Ronnie is an environmental scientist? How do you connect this stuff? Draw a name and a subject out of a jar? It's always surprising and very creative. You really do different articles compared to what other bloggers are writing. Keep going!

December 9, 2012 | Unregistered CommenterPaul Shaw

I always knew there was more to this guy than hamburgers. You can also see the sadness in his eyes that he is stuck there.

December 9, 2012 | Unregistered CommenterAudrey Jones

You should be syndicated!

December 11, 2012 | Unregistered CommenterNina Jones

Finally, a nice story that comes from societal poop. Like lotus from mud, right?

December 13, 2012 | Unregistered CommenterRamahl

Ronnie is so misunderstood. Of course he hates his job and was tricked into it! I bet he gets paid nothing too.
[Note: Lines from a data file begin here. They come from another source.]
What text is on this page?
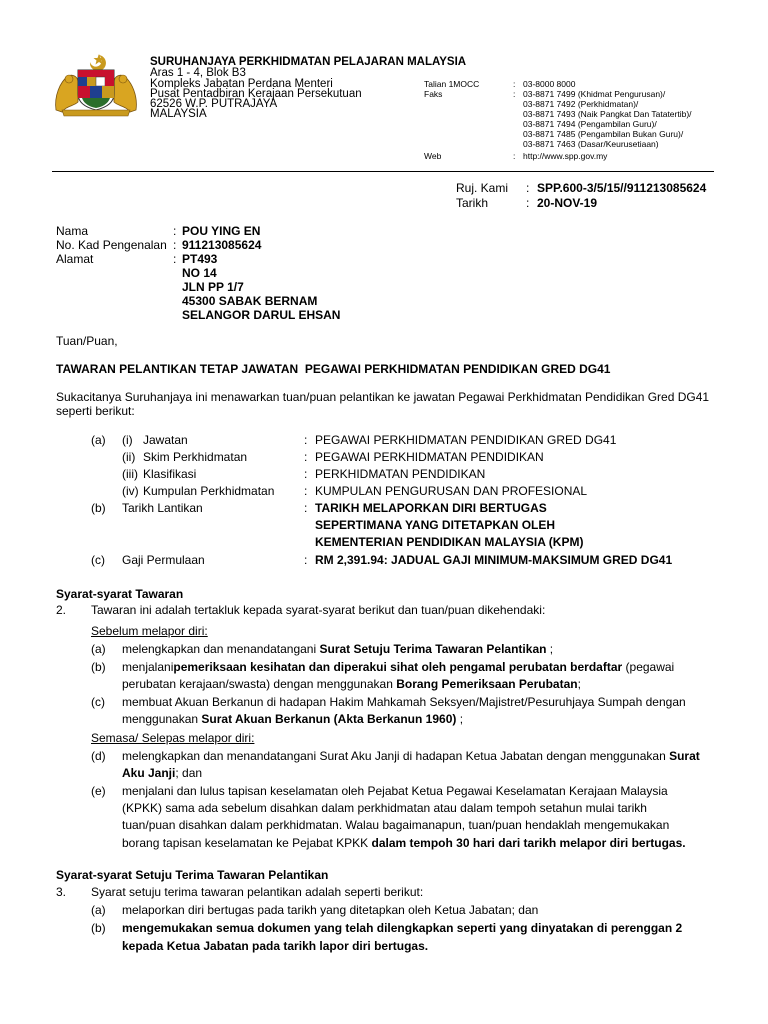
SURUHANJAYA PERKHIDMATAN PELAJARAN MALAYSIA
Aras 1 - 4, Blok B3
Kompleks Jabatan Perdana Menteri
Pusat Pentadbiran Kerajaan Persekutuan
62526 W.P. PUTRAJAYA
MALAYSIA
Talian 1MOCC	: 03-8000 8000
Faks	: 03-8871 7499 (Khidmat Pengurusan)/
03-8871 7492 (Perkhidmatan)/
03-8871 7493 (Naik Pangkat Dan Tatatertib)/
03-8871 7494 (Pengambilan Guru)/
03-8871 7485 (Pengambilan Bukan Guru)/
03-8871 7463 (Dasar/Keurusetiaan)
Web	: http://www.spp.gov.my
Ruj. Kami : SPP.600-3/5/15//911213085624
Tarikh	: 20-NOV-19
Nama	: POU YING EN
No. Kad Pengenalan : 911213085624
Alamat	: PT493
NO 14
JLN PP 1/7
45300 SABAK BERNAM
SELANGOR DARUL EHSAN
Tuan/Puan,
TAWARAN PELANTIKAN TETAP JAWATAN  PEGAWAI PERKHIDMATAN PENDIDIKAN GRED DG41
Sukacitanya Suruhanjaya ini menawarkan tuan/puan pelantikan ke jawatan Pegawai Perkhidmatan Pendidikan Gred DG41
seperti berikut:
(a) (i) Jawatan	: PEGAWAI PERKHIDMATAN PENDIDIKAN GRED DG41
(ii) Skim Perkhidmatan	: PEGAWAI PERKHIDMATAN PENDIDIKAN
(iii) Klasifikasi	: PERKHIDMATAN PENDIDIKAN
(iv) Kumpulan Perkhidmatan : KUMPULAN PENGURUSAN DAN PROFESIONAL
(b) Tarikh Lantikan	: TARIKH MELAPORKAN DIRI BERTUGAS
SEPERTIMANA YANG DITETAPKAN OLEH
KEMENTERIAN PENDIDIKAN MALAYSIA (KPM)
(c) Gaji Permulaan	: RM 2,391.94: JADUAL GAJI MINIMUM-MAKSIMUM GRED DG41
Syarat-syarat Tawaran
2. Tawaran ini adalah tertakluk kepada syarat-syarat berikut dan tuan/puan dikehendaki:
Sebelum melapor diri:
(a) melengkapkan dan menandatangani Surat Setuju Terima Tawaran Pelantikan ;
(b) menjalanipemeriksaan kesihatan dan diperakui sihat oleh pengamal perubatan berdaftar (pegawai
perubatan kerajaan/swasta) dengan menggunakan Borang Pemeriksaan Perubatan;
(c) membuat Akuan Berkanun di hadapan Hakim Mahkamah Seksyen/Majistret/Pesuruhjaya Sumpah dengan
menggunakan Surat Akuan Berkanun (Akta Berkanun 1960) ;
Semasa/ Selepas melapor diri:
(d) melengkapkan dan menandatangani Surat Aku Janji di hadapan Ketua Jabatan dengan menggunakan Surat
Aku Janji; dan
(e) menjalani dan lulus tapisan keselamatan oleh Pejabat Ketua Pegawai Keselamatan Kerajaan Malaysia
(KPKK) sama ada sebelum disahkan dalam perkhidmatan atau dalam tempoh setahun mulai tarikh
tuan/puan disahkan dalam perkhidmatan. Walau bagaimanapun, tuan/puan hendaklah mengemukakan
borang tapisan keselamatan ke Pejabat KPKK dalam tempoh 30 hari dari tarikh melapor diri bertugas.
Syarat-syarat Setuju Terima Tawaran Pelantikan
3. Syarat setuju terima tawaran pelantikan adalah seperti berikut:
(a) melaporkan diri bertugas pada tarikh yang ditetapkan oleh Ketua Jabatan; dan
(b) mengemukakan semua dokumen yang telah dilengkapkan seperti yang dinyatakan di perenggan 2
kepada Ketua Jabatan pada tarikh lapor diri bertugas.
I hope his science work tells the world that he could actually be someone who can help us find solutions to the world's problems. The irony. Of course Maccas would jump at the opportunity to be seen as a savior of the world, since they own Ronnie's face and all. Poor guy can't win!

September 1, 2013 | Unregistered CommenterPenny Akinson

I have an idea Penny. He needs to get arrested, like a lot! Become a serial arrestee. Than Maccas will have to let him go, because he's damaging the company image. Or get his little cousin Lucy to scream wildly while Ronnie stages a kidnapping. They'll drop him like a hot potato. But there goes his reputation also. Well, he'll have time to explain.